Feds: Wrap Up Those RFID E-Documents in Tin Foil
July 12th, 2009Via: Washington Post:
To protect against skimming and eavesdropping attacks, federal and state officials recommend that Americans keep their e-passports tightly shut and store their RFID-tagged passport cards and enhanced driver’s licenses in “radio-opaque” sleeves.
That’s because experiments have shown that the e-passport begins transmitting some data when opened even a half inch, and chipped passport cards and EDLs can be read from varying distances depending on reader techonology.
The cover of the e-passport booklet contains a metallic sheathing that can diminish the distances radio waves travel, presumably hindering unwanted interceptions. Alloy envelopes that come with the PASS cards and driver’s licenses do the same, the government says.

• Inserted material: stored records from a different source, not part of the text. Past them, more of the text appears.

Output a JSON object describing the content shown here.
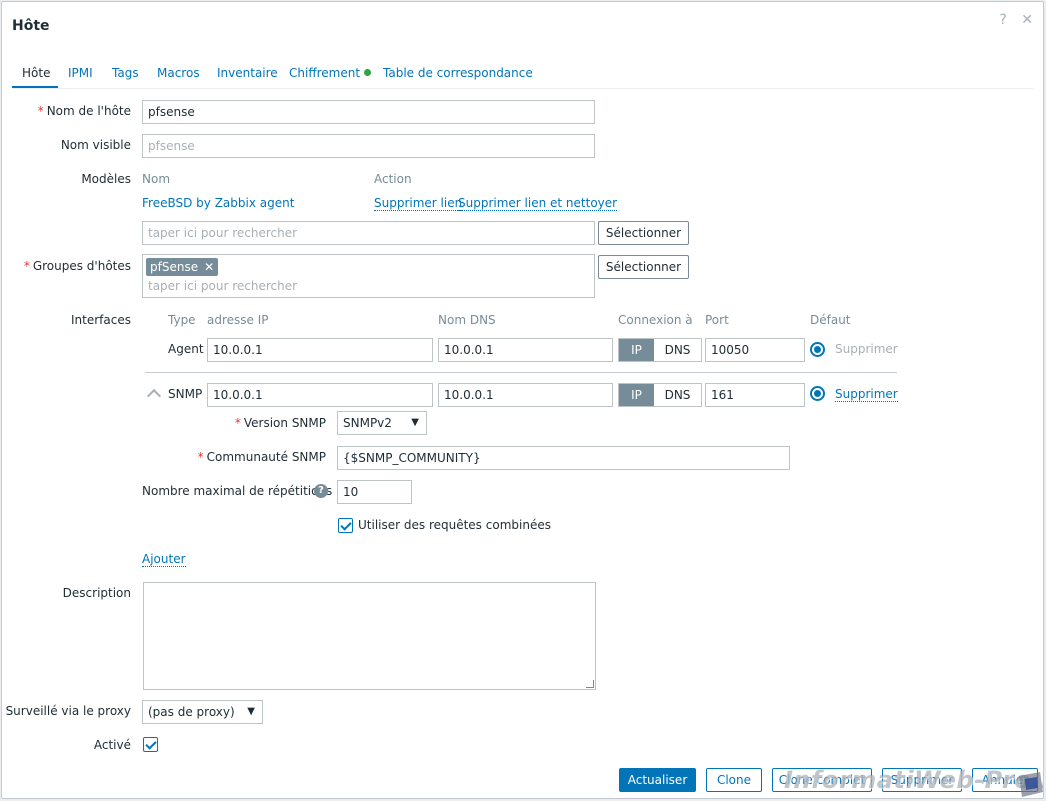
{
  "dialog": {
    "title": "Hôte",
    "help_glyph": "?",
    "close_glyph": "✕"
  },
  "tabs": [
    {
      "label": "Hôte",
      "active": true
    },
    {
      "label": "IPMI"
    },
    {
      "label": "Tags"
    },
    {
      "label": "Macros"
    },
    {
      "label": "Inventaire"
    },
    {
      "label": "Chiffrement"
    },
    {
      "label": "Table de correspondance"
    }
  ],
  "form": {
    "required_mark": "*",
    "host_name": {
      "label": "Nom de l'hôte",
      "value": "pfsense"
    },
    "visible_name": {
      "label": "Nom visible",
      "placeholder": "pfsense"
    },
    "templates": {
      "label": "Modèles",
      "col_name": "Nom",
      "col_action": "Action",
      "items": [
        {
          "name": "FreeBSD by Zabbix agent",
          "unlink": "Supprimer lien",
          "unlink_clear": "Supprimer lien et nettoyer"
        }
      ],
      "search_placeholder": "taper ici pour rechercher",
      "select_button": "Sélectionner"
    },
    "host_groups": {
      "label": "Groupes d'hôtes",
      "chips": [
        {
          "label": "pfSense",
          "remove": "✕"
        }
      ],
      "search_placeholder": "taper ici pour rechercher",
      "select_button": "Sélectionner"
    },
    "interfaces": {
      "label": "Interfaces",
      "headers": {
        "type": "Type",
        "ip": "adresse IP",
        "dns": "Nom DNS",
        "connect": "Connexion à",
        "port": "Port",
        "default": "Défaut"
      },
      "rows": [
        {
          "type": "Agent",
          "ip": "10.0.0.1",
          "dns": "10.0.0.1",
          "ip_btn": "IP",
          "dns_btn": "DNS",
          "port": "10050",
          "remove": "Supprimer"
        },
        {
          "type": "SNMP",
          "ip": "10.0.0.1",
          "dns": "10.0.0.1",
          "ip_btn": "IP",
          "dns_btn": "DNS",
          "port": "161",
          "remove": "Supprimer"
        }
      ],
      "snmp": {
        "version_label": "Version SNMP",
        "version_value": "SNMPv2",
        "community_label": "Communauté SNMP",
        "community_value": "{$SNMP_COMMUNITY}",
        "max_rep_label": "Nombre maximal de répétitions",
        "max_rep_help": "?",
        "max_rep_value": "10",
        "bulk_label": "Utiliser des requêtes combinées",
        "bulk_checked": true
      },
      "add_link": "Ajouter"
    },
    "description": {
      "label": "Description",
      "value": ""
    },
    "proxy": {
      "label": "Surveillé via le proxy",
      "value": "(pas de proxy)"
    },
    "enabled": {
      "label": "Activé",
      "checked": true
    }
  },
  "footer": {
    "update": "Actualiser",
    "clone": "Clone",
    "full_clone": "Clone complet",
    "delete": "Supprimer",
    "cancel": "Annuler"
  },
  "watermark": {
    "text": "InformatiWeb-Pro.net"
  },
  "colors": {
    "accent": "#0275b8",
    "required": "#e33734",
    "status_ok": "#2ba644",
    "chip": "#768d99"
  }
}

The State Department asserts that hackers won’t find any practical use for data skimmed from RFID chips embedded in the cards, but “if you don’t want the cards read, put them in an attenuation sleeve,” says John Brennan, a senior policy adviser at the Office of Consular Affairs.
Gigi Zenk, a spokeswoman for the Washington state Department of Licensing, says the envelope her state offers with the enhanced driver’s license “ensures that nothing can scan it at all.”
But that wasn’t what researchers from the University of Washington and RSA Laboratories, a data security company in Bedford, Mass., found last year while testing the data security of the cards.
The PASS card “is readable under certain circumstances in a crumpled sleeve,” though not in a well maintained sleeve, the researchers wrote in a report.
Another test on the enhanced driver’s license demonstrated that even when the sleeve was in pristine condition, a clandestine reader could skim data from the license at a distance of a half yard.
Will Americans consistently keep their enhanced driver’s licenses in the protective sleeves and maintain those sleeves in perfect shape – even as driver’s licenses are pulled out for countless tasks, from registering in hotels to buying alcohol?
The report’s answer: “It is uncertain … ”
And when the sleeves come off, “you’re essentially saying to the world, ‘Come and read what’s in my wallet,'” says Marc Rotenberg, executive director of the Electronic Privacy Information Center in Washington, D.C.
By obliging Americans to use these sleeves, he says, the government has, in effect, shifted the burden of privacy protection to the citizen.